From Drought to Famine
Oxfam International was one of many aid organizations on the ground during the drought that gripped Ethiopia, Kenya and Somalia in 2011. And then, as the crisis grew, the drought was officially upgraded to a famine.
But this was no happy upgrade. Tens of thousands of people flocked to refugee camps in Kenya seeking food when the failure of both the short and long rains eradicated all hope of food production. Many mothers were forced to bury their babies along the way, and many more never survived the arduous journey.
Somalia was particularly hard hit because al-Shabab – an Islamic extremist group that controls large areas of the country that were hit by the famine – either refused entry to aid workers or diverted resources for their own use.

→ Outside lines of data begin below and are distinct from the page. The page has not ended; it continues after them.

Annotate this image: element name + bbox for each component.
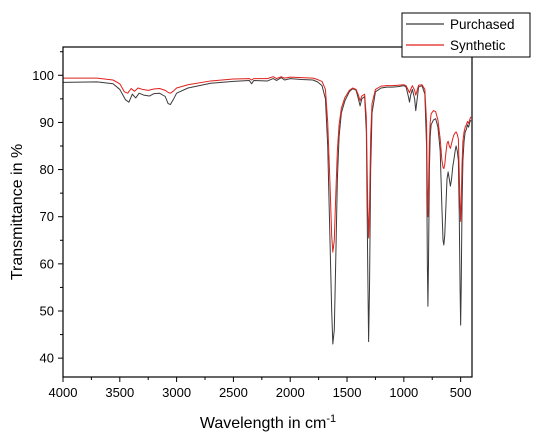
x-tick-label: 3000 bbox=[162, 385, 191, 400]
y-tick-label: 50 bbox=[40, 304, 54, 319]
y-tick-label: 60 bbox=[40, 256, 54, 271]
x-tick-label: 2500 bbox=[219, 385, 248, 400]
y-axis-title: Transmittance in % bbox=[9, 144, 26, 280]
x-axis-title-superscript: -1 bbox=[326, 413, 336, 425]
plot-lines bbox=[62, 76, 472, 345]
y-tick-label: 70 bbox=[40, 209, 54, 224]
legend-label-purchased: Purchased bbox=[450, 17, 515, 32]
x-tick-label: 2000 bbox=[276, 385, 305, 400]
series-line-synthetic bbox=[63, 76, 472, 253]
x-tick-label: 3500 bbox=[105, 385, 134, 400]
y-axis-ticks: 40 50 60 70 80 90 100 bbox=[32, 51, 63, 366]
x-tick-label: 1000 bbox=[389, 385, 418, 400]
legend-label-synthetic: Synthetic bbox=[450, 38, 506, 53]
legend: Purchased Synthetic bbox=[401, 12, 531, 58]
x-axis-title: Wavelength in cm-1 bbox=[200, 413, 336, 432]
y-tick-label: 100 bbox=[32, 68, 54, 83]
y-tick-label: 40 bbox=[40, 351, 54, 366]
y-tick-label: 90 bbox=[40, 115, 54, 130]
x-tick-label: 4000 bbox=[49, 385, 78, 400]
x-axis-ticks: 4000 3500 3000 2500 2000 1500 1000 500 bbox=[49, 377, 472, 400]
plot-area-frame bbox=[62, 46, 473, 378]
series-line-purchased bbox=[62, 77, 472, 345]
legend-box bbox=[401, 12, 531, 58]
x-tick-label: 1500 bbox=[333, 385, 362, 400]
y-tick-label: 80 bbox=[40, 162, 54, 177]
x-tick-label: 500 bbox=[450, 385, 472, 400]
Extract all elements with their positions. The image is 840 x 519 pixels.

At the time, environmentalists who have for decades warned governments that rising levels of greenhouse gas emissions in our atmosphere would eventually alter climate patterns suspected that global warming played a role in this humanitarian crisis.
Those suspicions have been confirmed by scientists working with Britain’s weather service, who cite “very strong evidence” that increased levels of heat-trapping gases are partly to blame.
Stem Greenhouse Gas Emissions
Oxfam International’s Country Director Senait Gebregziabher warned that failure to stem the concentration of greenhouse gas emissions in our atmosphere will further disrupt Somalia’s already unstable weather patterns, which would be disastrous given the pastoral population’s dependence on the land for their sustenance.
Sadly, this story is not limited to East Africa.
Last year thousands of people in the Sahel went hungry for similar reasons, the United States experienced the worst drought since the infamous dustbowl, as well as the worst wildfires on record, and Jordan’s water resources are drying up and the Kingdom’s residents subside on water levels that are far below those recommended by the World Health Organization (WHO).
This list goes on, but what to do?
I am writing this post on a KLM flight from the United States to Kenya, two years after the crisis began. This is my second cross-continental flight in two months, which means that despite all my meat-abstaining efforts, I am part of the problem. After all, the airline industry relies heavily on greenhouse gas emitting fossil fuels for its survival.
Yet there are signs that change is afoot. KLM recently launched flights powered by biodiesel, and oil rich nations, such as Abu Dhabi, Qatar and Saudi Arabia are phasing in renewable energy generation at different rates.
There is no question that we are making the shift to a cleaner future. Germany is a leader in this endeavor and even some of the world’s smallest and least developed nations are getting on board. The question remains: can we make a global shift fast enough to avert more famines like the one in 2011?